Guerre en Ukraine : « Ils m’ont écrasée avec une mitraillette »… Le glaçant témoignage d’Elena, violée par des soldats russes

Violée parce qu’elle était la femme d’un militaire ukrainien. Elena, dont le prénom a été modifié, raconte comment elle s’est retrouvée victime de deux soldats russes, violée pendant des heures. Un témoignage qui illustre les craintes d’organisations de défense des droits humains qui relèvent des indices d’ utilisation du viol comme « arme de guerre » en Ukraine.

Rencontrée à Zaporojie, une ville où affluent chaque jour par milliers les déplacés jetés sur les routes par l’occupation russe du sud de l’Ukraine, cette femme blonde est venue attendre un car pour rejoindre ses quatre enfants à Vinnytsia, dans le centre. Dès le premier jour de l’invasion, le 24 février, elle les a envoyés là-bas, loin de leur maison de la région de Kherson (sud), en première ligne face à l’invasion. Son mari, qui combat depuis deux ans les séparatistes prorusses dans le Donbass, dans l’est de l’Ukraine, envoyé au front, Elena explique qu’elle est restée seule sur place pour évacuer leurs biens.

« C’est à cause de gens comme elle que cette guerre a éclaté »

Mais en raison du danger encouru sur ce trajet et de la présence de militaires russes, elle n’est pas parvenue à trouver un véhicule pour vider leur maison et c’est là que le drame s’est produit, dans l’après-midi du 3 avril, poursuit cette mère de famille. « Vers 15 heures, je suis allée dans une épicerie. Pendant que je faisais la queue, des militaires russes sont entrés et ont commencé à discuter avec des clients », raconte Elena.

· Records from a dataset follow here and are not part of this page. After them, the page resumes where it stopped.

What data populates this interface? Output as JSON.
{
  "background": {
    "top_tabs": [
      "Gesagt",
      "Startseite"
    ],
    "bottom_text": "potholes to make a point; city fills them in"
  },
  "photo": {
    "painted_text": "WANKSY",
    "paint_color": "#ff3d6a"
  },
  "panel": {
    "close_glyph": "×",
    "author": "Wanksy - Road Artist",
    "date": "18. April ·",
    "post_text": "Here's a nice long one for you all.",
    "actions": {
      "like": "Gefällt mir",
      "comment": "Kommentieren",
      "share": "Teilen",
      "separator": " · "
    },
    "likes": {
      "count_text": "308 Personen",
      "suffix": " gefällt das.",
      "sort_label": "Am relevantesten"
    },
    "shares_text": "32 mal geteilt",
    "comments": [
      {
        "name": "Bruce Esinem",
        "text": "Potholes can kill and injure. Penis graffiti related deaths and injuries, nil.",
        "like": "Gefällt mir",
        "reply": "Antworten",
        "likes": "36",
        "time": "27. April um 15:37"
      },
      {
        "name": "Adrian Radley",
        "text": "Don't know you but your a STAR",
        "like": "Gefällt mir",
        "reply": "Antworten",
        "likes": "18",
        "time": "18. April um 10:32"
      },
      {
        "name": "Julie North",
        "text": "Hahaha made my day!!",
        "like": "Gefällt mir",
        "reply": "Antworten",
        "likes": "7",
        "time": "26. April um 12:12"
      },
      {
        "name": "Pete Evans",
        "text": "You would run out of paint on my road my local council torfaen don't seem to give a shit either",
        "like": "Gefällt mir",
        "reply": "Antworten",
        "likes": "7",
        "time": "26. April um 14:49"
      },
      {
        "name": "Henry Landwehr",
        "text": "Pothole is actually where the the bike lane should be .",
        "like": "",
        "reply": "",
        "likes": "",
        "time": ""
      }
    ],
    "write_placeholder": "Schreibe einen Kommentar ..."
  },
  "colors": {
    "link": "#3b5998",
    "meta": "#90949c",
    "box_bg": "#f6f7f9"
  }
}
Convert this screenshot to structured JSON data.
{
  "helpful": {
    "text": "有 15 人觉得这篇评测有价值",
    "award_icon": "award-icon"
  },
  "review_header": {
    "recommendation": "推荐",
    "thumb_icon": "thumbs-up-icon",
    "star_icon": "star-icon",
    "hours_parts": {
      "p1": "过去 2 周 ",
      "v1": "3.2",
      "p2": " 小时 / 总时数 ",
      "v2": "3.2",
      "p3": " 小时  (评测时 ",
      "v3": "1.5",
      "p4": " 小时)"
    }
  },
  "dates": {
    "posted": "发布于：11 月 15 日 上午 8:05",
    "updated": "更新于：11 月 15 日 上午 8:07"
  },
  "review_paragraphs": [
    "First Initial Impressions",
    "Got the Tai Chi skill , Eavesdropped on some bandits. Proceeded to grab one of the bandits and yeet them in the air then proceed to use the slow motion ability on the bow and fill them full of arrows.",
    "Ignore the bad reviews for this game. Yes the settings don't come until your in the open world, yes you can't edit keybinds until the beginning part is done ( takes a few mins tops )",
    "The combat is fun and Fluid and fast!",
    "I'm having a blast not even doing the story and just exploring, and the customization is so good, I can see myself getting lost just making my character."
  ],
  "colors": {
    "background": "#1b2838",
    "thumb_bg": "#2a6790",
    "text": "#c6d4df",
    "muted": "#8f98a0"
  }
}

« Je n’entendais pas de quoi ils parlaient, mais je me suis aperçue qu’un des habitants me montrait du doigt en disant « c’est une banderovka » », se remémore-t-elle. L’homme se référait aux nostalgiques du dirigeant ultranationaliste ukrainien Stepan Bandera, qui collabora avec l’Allemagne nazie contre l’Union soviétique. « C’est à cause de gens comme elle que cette guerre a éclaté », a-t-il ajouté, selon elle, « c’est la femme d’un militaire ».

« Sans un mot, ils m’ont poussée sur le lit »

« J’ai compris qu’ils m’observaient alors je suis rapidement sortie de la boutique. J’ai à peine eu le temps de rentrer, les deux soldats russes sont entrés par la porte derrière moi. Je n’ai pas eu le temps de prendre mon téléphone pour appeler à l’aide, ni de faire quoi que ce soit », dit encore Elena. « Sans un mot, ils m’ont poussée sur le lit, m’ont écrasée avec une mitraillette et déshabillée », lâche la jeune femme avant de fondre en larmes. « Ils ne parlaient presque pas, à part quelquefois pour me traiter de « banderovka » ou se dire entre eux « à ton tour ». Et puis, vers quatre heures, ils sont partis parce que c’était le moment d’aller prendre leur tour de garde » dans leur camp.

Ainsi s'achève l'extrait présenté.